OpenSCAD is a popular tool to design 3D models using a powerful yet easy-to-learn scripting interface. Different to some other programs that allow you to shape a model more directly, this approach may have benefits in allowing you to specify measurements precisely, and allowing for easy reproducibility.
I’ve been playing around with it recently for some research related projects, and I’ve found that it is relatively easy on system resources, running well on my low end notebook computer. Today I’ll be outlining how to generate a basic modular grid/fenestrated surface using a few lines of code.
Setting things up
We’ll define three variables first up, making up the size of the surface that we will be later be poking windows in. This is completely up to you; for this example I’ll use the following:
x = 100;
y = 100;
z = 1;
Defining the windows
Next is to define the number of holes on each axis, and the relative size of the holes. Again you can change these variables as you like, but for now we’ll be using:
fen_x = 15; // fenestrations on x axis
fen_y = 15; // fenestrations on y axis
fen_size = 5; // size of fenestrations as a % of total axis size
Calculating some sizes
Using the two sets of variables that we defined earlier, we can work out some sizes - the window size and the amount of space we can allow for between windows and around edges:
// calculate fenestration size
fen_size_x = fen_size * x / 100;
fen_size_y = fen_size * y / 100;
// calculate space remaining and then divide by number of windows needed + 1 to get the desired size of the struts
strut_x = (x - fen_x * fen_size_x) / (fen_x + 1);
strut_y = (y - fen_y * fen_size_y) / (fen_y + 1);
Crunching the numbers
Finally, we can put it all together. In essence, what we’re doing is taking boxes away from our surface. So to do this, we can iterate over both the x and y axis the number of times we want the boxes to appear, distributing the next one over so that we get even spacing:
// take away windows from fenestrated surface
difference() {
cube(size=\[x, y, z\]); // fenestrated surface
for (i = \[0:fen_x - 1\]) {
translate(\[i * (fen_size_x + strut_x) + strut_x, 0, 0\])

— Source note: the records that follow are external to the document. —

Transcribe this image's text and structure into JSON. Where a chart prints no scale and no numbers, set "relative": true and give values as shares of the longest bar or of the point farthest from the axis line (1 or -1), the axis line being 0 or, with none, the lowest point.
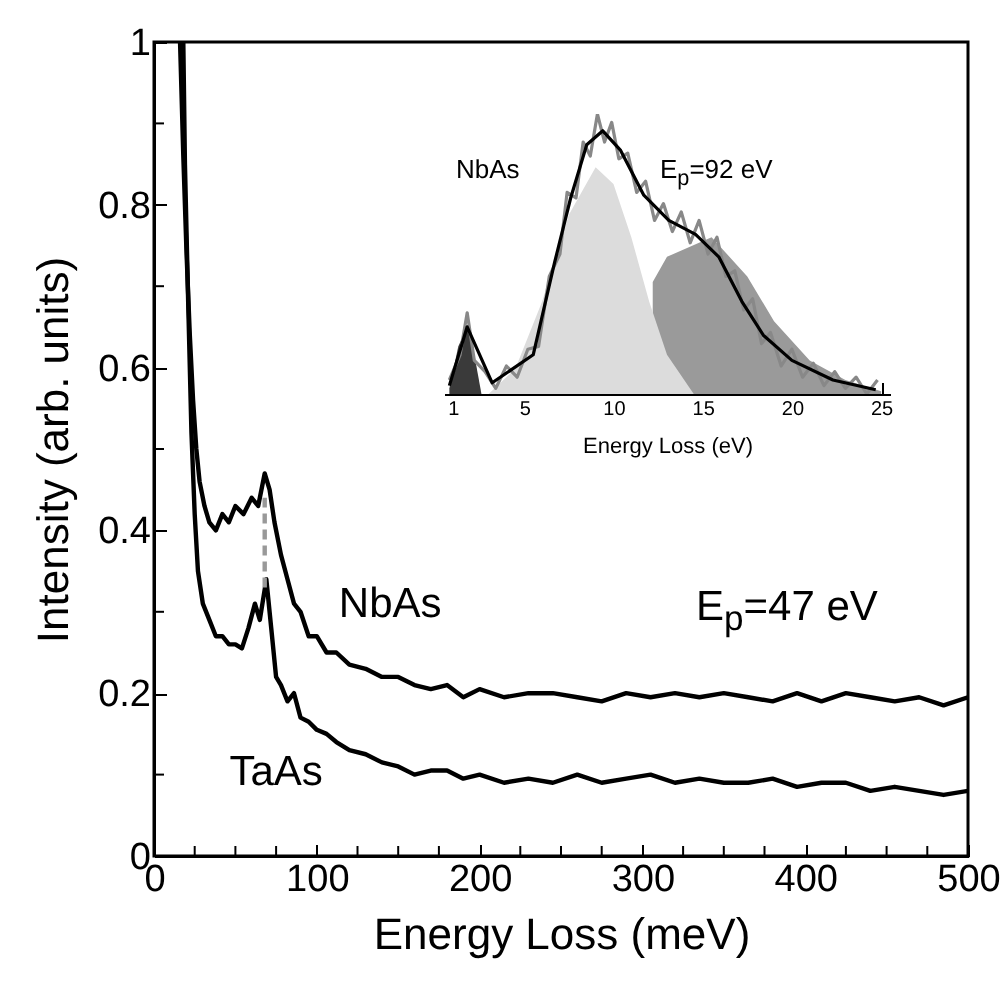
{
  "chart_data": [
    {
      "type": "line",
      "xlabel": "Energy Loss (meV)",
      "ylabel": "Intensity (arb. units)",
      "annotations": [
        "E$_{p}$=47 eV"
      ],
      "xlim": [
        0,
        500
      ],
      "ylim": [
        0,
        1
      ],
      "xticks": [
        0,
        {
          "value": 25,
          "label": null
        },
        100,
        {
          "value": 50,
          "label": null
        },
        {
          "value": 75,
          "label": null
        },
        {
          "value": 125,
          "label": null
        },
        {
          "value": 150,
          "label": null
        },
        {
          "value": 175,
          "label": null
        },
        200,
        {
          "value": 225,
          "label": null
        },
        {
          "value": 250,
          "label": null
        },
        {
          "value": 275,
          "label": null
        },
        300,
        {
          "value": 325,
          "label": null
        },
        {
          "value": 350,
          "label": null
        },
        {
          "value": 375,
          "label": null
        },
        400,
        {
          "value": 425,
          "label": null
        },
        {
          "value": 450,
          "label": null
        },
        {
          "value": 475,
          "label": null
        },
        500
      ],
      "yticks": [
        0,
        {
          "value": 0.1,
          "label": null
        },
        0.2,
        {
          "value": 0.3,
          "label": null
        },
        0.4,
        {
          "value": 0.5,
          "label": null
        },
        0.6,
        {
          "value": 0.7,
          "label": null
        },
        0.8,
        {
          "value": 0.9,
          "label": null
        },
        1
      ],
      "series": [
        {
          "name": "NbAs",
          "color": "#000000",
          "x": [
            16,
            18,
            20,
            22,
            24,
            26,
            28,
            31,
            34,
            38,
            42,
            46,
            50,
            55,
            60,
            64,
            68,
            71,
            74,
            78,
            82,
            86,
            90,
            95,
            100,
            106,
            112,
            120,
            130,
            140,
            150,
            160,
            170,
            180,
            190,
            200,
            215,
            230,
            245,
            260,
            275,
            290,
            305,
            320,
            335,
            350,
            365,
            380,
            395,
            410,
            425,
            440,
            455,
            470,
            485,
            500
          ],
          "values": [
            1.0,
            0.86,
            0.74,
            0.64,
            0.56,
            0.5,
            0.46,
            0.43,
            0.41,
            0.4,
            0.42,
            0.41,
            0.43,
            0.42,
            0.44,
            0.43,
            0.47,
            0.45,
            0.41,
            0.37,
            0.34,
            0.31,
            0.3,
            0.27,
            0.27,
            0.25,
            0.25,
            0.235,
            0.23,
            0.22,
            0.22,
            0.21,
            0.205,
            0.21,
            0.195,
            0.205,
            0.195,
            0.2,
            0.2,
            0.195,
            0.19,
            0.2,
            0.195,
            0.2,
            0.195,
            0.2,
            0.195,
            0.19,
            0.2,
            0.19,
            0.2,
            0.195,
            0.19,
            0.195,
            0.185,
            0.195
          ]
        },
        {
          "name": "TaAs",
          "color": "#000000",
          "x": [
            18,
            19,
            21,
            23,
            25,
            27,
            30,
            34,
            38,
            42,
            46,
            50,
            54,
            58,
            62,
            65,
            69,
            72,
            75,
            78,
            82,
            86,
            90,
            95,
            100,
            106,
            112,
            120,
            130,
            140,
            150,
            160,
            170,
            180,
            190,
            200,
            215,
            230,
            245,
            260,
            275,
            290,
            305,
            320,
            335,
            350,
            365,
            380,
            395,
            410,
            425,
            440,
            455,
            470,
            485,
            500
          ],
          "values": [
            1.0,
            0.85,
            0.68,
            0.52,
            0.42,
            0.35,
            0.31,
            0.29,
            0.27,
            0.27,
            0.26,
            0.26,
            0.255,
            0.28,
            0.31,
            0.29,
            0.34,
            0.28,
            0.22,
            0.21,
            0.19,
            0.2,
            0.17,
            0.165,
            0.155,
            0.15,
            0.14,
            0.13,
            0.125,
            0.115,
            0.11,
            0.1,
            0.105,
            0.105,
            0.095,
            0.1,
            0.09,
            0.095,
            0.09,
            0.1,
            0.09,
            0.095,
            0.1,
            0.09,
            0.095,
            0.09,
            0.09,
            0.095,
            0.085,
            0.09,
            0.09,
            0.08,
            0.085,
            0.08,
            0.075,
            0.08
          ]
        },
        {
          "color": "#999999",
          "line_style": "dashed",
          "x": [
            68,
            68
          ],
          "values": [
            0.33,
            0.44
          ]
        }
      ]
    },
    {
      "type": "line",
      "relative": true,
      "xlabel": "Energy Loss (eV)",
      "annotations": [
        "NbAs",
        "E$_{p}$=92 eV"
      ],
      "xlim": [
        0.5,
        25.5
      ],
      "xticks": [
        1,
        5,
        10,
        15,
        20,
        25
      ],
      "series": [
        {
          "type": "area",
          "color": "#9a9a9a",
          "x": [
            12.2,
            13,
            15.5,
            17.5,
            19,
            21,
            23,
            25
          ],
          "values": [
            0.4,
            0.49,
            0.56,
            0.42,
            0.26,
            0.12,
            0.05,
            0.01
          ]
        },
        {
          "type": "area",
          "color": "#dcdcdc",
          "x": [
            3,
            4.5,
            6,
            7.5,
            9,
            10,
            11,
            12,
            13,
            14.5
          ],
          "values": [
            0,
            0.09,
            0.33,
            0.64,
            0.81,
            0.75,
            0.56,
            0.33,
            0.14,
            0
          ]
        },
        {
          "type": "area",
          "color": "#3a3a3a",
          "x": [
            0.8,
            1.3,
            1.8,
            2.2,
            2.6
          ],
          "values": [
            0.02,
            0.17,
            0.24,
            0.14,
            0
          ]
        },
        {
          "color": "#888888",
          "x": [
            0.8,
            1.4,
            1.8,
            2.2,
            2.8,
            3.4,
            4.0,
            4.6,
            5.2,
            5.8,
            6.4,
            7.0,
            7.4,
            7.9,
            8.3,
            8.7,
            9.1,
            9.5,
            9.9,
            10.3,
            10.8,
            11.3,
            11.8,
            12.3,
            12.8,
            13.3,
            13.8,
            14.3,
            14.8,
            15.3,
            15.8,
            16.3,
            16.8,
            17.3,
            17.8,
            18.3,
            18.8,
            19.4,
            20.0,
            20.6,
            21.2,
            21.8,
            22.4,
            23.0,
            23.6,
            24.2,
            24.8
          ],
          "values": [
            0.05,
            0.14,
            0.29,
            0.12,
            0.08,
            0.02,
            0.1,
            0.06,
            0.16,
            0.17,
            0.42,
            0.5,
            0.72,
            0.7,
            0.9,
            0.85,
            1.0,
            0.9,
            0.97,
            0.84,
            0.86,
            0.72,
            0.76,
            0.62,
            0.68,
            0.58,
            0.65,
            0.54,
            0.62,
            0.5,
            0.56,
            0.42,
            0.44,
            0.3,
            0.34,
            0.18,
            0.22,
            0.1,
            0.16,
            0.06,
            0.11,
            0.03,
            0.08,
            0.02,
            0.06,
            0.0,
            0.05
          ]
        },
        {
          "color": "#000000",
          "x": [
            0.8,
            1.8,
            3.2,
            5.5,
            6.7,
            7.6,
            8.5,
            9.4,
            10.4,
            11.7,
            13.1,
            14.6,
            15.9,
            17.2,
            18.4,
            20,
            22.3,
            24.7
          ],
          "values": [
            0.03,
            0.24,
            0.04,
            0.14,
            0.47,
            0.7,
            0.89,
            0.94,
            0.87,
            0.71,
            0.62,
            0.57,
            0.49,
            0.33,
            0.21,
            0.12,
            0.05,
            0.015
          ]
        }
      ]
    }
  ]
}
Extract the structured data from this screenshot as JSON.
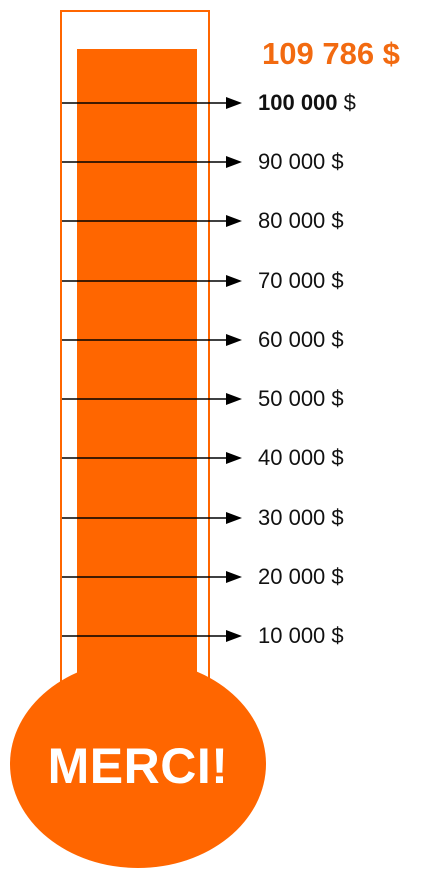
{
  "thermometer": {
    "total_raised": "109 786 $",
    "bulb_label": "MERCI!",
    "goal_amount": "100 000",
    "currency": "$",
    "fill_fraction_of_goal": 1.0978,
    "colors": {
      "fill": "#ff6600",
      "total_text": "#f26a10",
      "marker_text": "#111111"
    },
    "markers": [
      {
        "amount": "100 000",
        "currency": "$",
        "value": 100000,
        "goal": true
      },
      {
        "amount": "90 000",
        "currency": "$",
        "value": 90000,
        "goal": false
      },
      {
        "amount": "80 000",
        "currency": "$",
        "value": 80000,
        "goal": false
      },
      {
        "amount": "70 000",
        "currency": "$",
        "value": 70000,
        "goal": false
      },
      {
        "amount": "60 000",
        "currency": "$",
        "value": 60000,
        "goal": false
      },
      {
        "amount": "50 000",
        "currency": "$",
        "value": 50000,
        "goal": false
      },
      {
        "amount": "40 000",
        "currency": "$",
        "value": 40000,
        "goal": false
      },
      {
        "amount": "30 000",
        "currency": "$",
        "value": 30000,
        "goal": false
      },
      {
        "amount": "20 000",
        "currency": "$",
        "value": 20000,
        "goal": false
      },
      {
        "amount": "10 000",
        "currency": "$",
        "value": 10000,
        "goal": false
      }
    ]
  }
}
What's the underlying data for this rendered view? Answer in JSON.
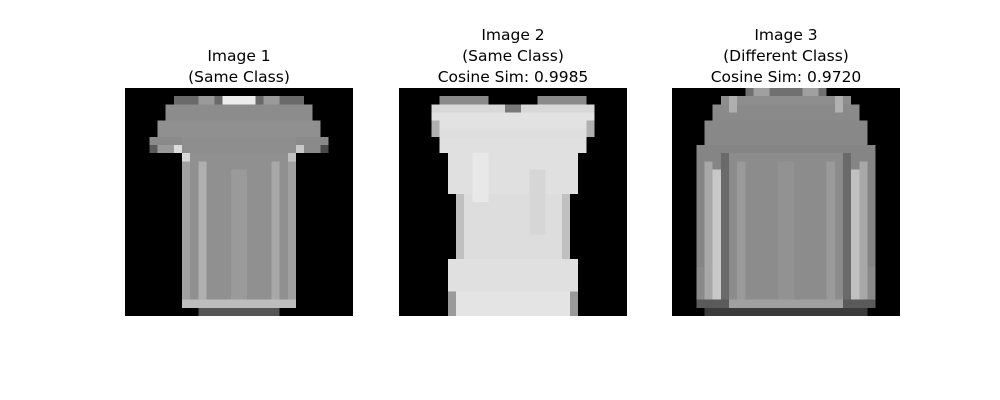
{
  "panels": [
    {
      "title_lines": [
        "Image 1",
        "(Same Class)"
      ],
      "image": "t-shirt"
    },
    {
      "title_lines": [
        "Image 2",
        "(Same Class)",
        "Cosine Sim: 0.9985"
      ],
      "image": "sleeveless-top"
    },
    {
      "title_lines": [
        "Image 3",
        "(Different Class)",
        "Cosine Sim: 0.9720"
      ],
      "image": "long-sleeve-top"
    }
  ],
  "colors": {
    "background": "#ffffff",
    "image_background": "#000000"
  }
}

for (i = \[0:fen_y - 1\]) {
translate(\[0, i * (fen_size_y + strut_y) + strut_x, -1\])
cube(\[fen_size_x, fen_size_y, z+2\]); // the fenestrations have to start a bit lower and be a bit taller, so that we don't get 0 sized objects
}
}
}
The end product should look something like this:
A simple alternative
This approach reliably produces grids by intersecting rows of rods with columns of rods, a bit like a fence. This contrasts with previous method which pokes holes in a solid object. It is nice and simple, so its easy to quickly pop in if thats all you need. One downside is that you won’t necessarily have as much control on how large the final object is. May not be a big problem, especially if you are planning to use the intersection() function to cut it further down to shape.
Variables
We’ll be using 3 variables for this method, the number of windows, the size of each window and the size of the struts. Again, the values associated with these variables is up to you.
window_num = 10; // number of windows
window_size = 12; // size of individual windows
strut_size = 8; // size of the struts
Telling the rods where to go
The next bit of code tells the program how to align each of the rods, based on the variables you’ve given it above:
for (i = \[0:window_num\]) {
rotate (\[0, 0, 90\])
translate (\[0, 0, (window_size + strut_size) * i\])
cube (size=\[window_num * (window_size + strut_size), strut_size, strut_size\]);
}
for (i = \[0:window_num\]) {
rotate (\[0, 270, 0\])
translate (\[0, (window_size + strut_size) * i, 0\])
cube (size=\[window_num * (window_size + strut_size), strut_size, strut_size\]);
}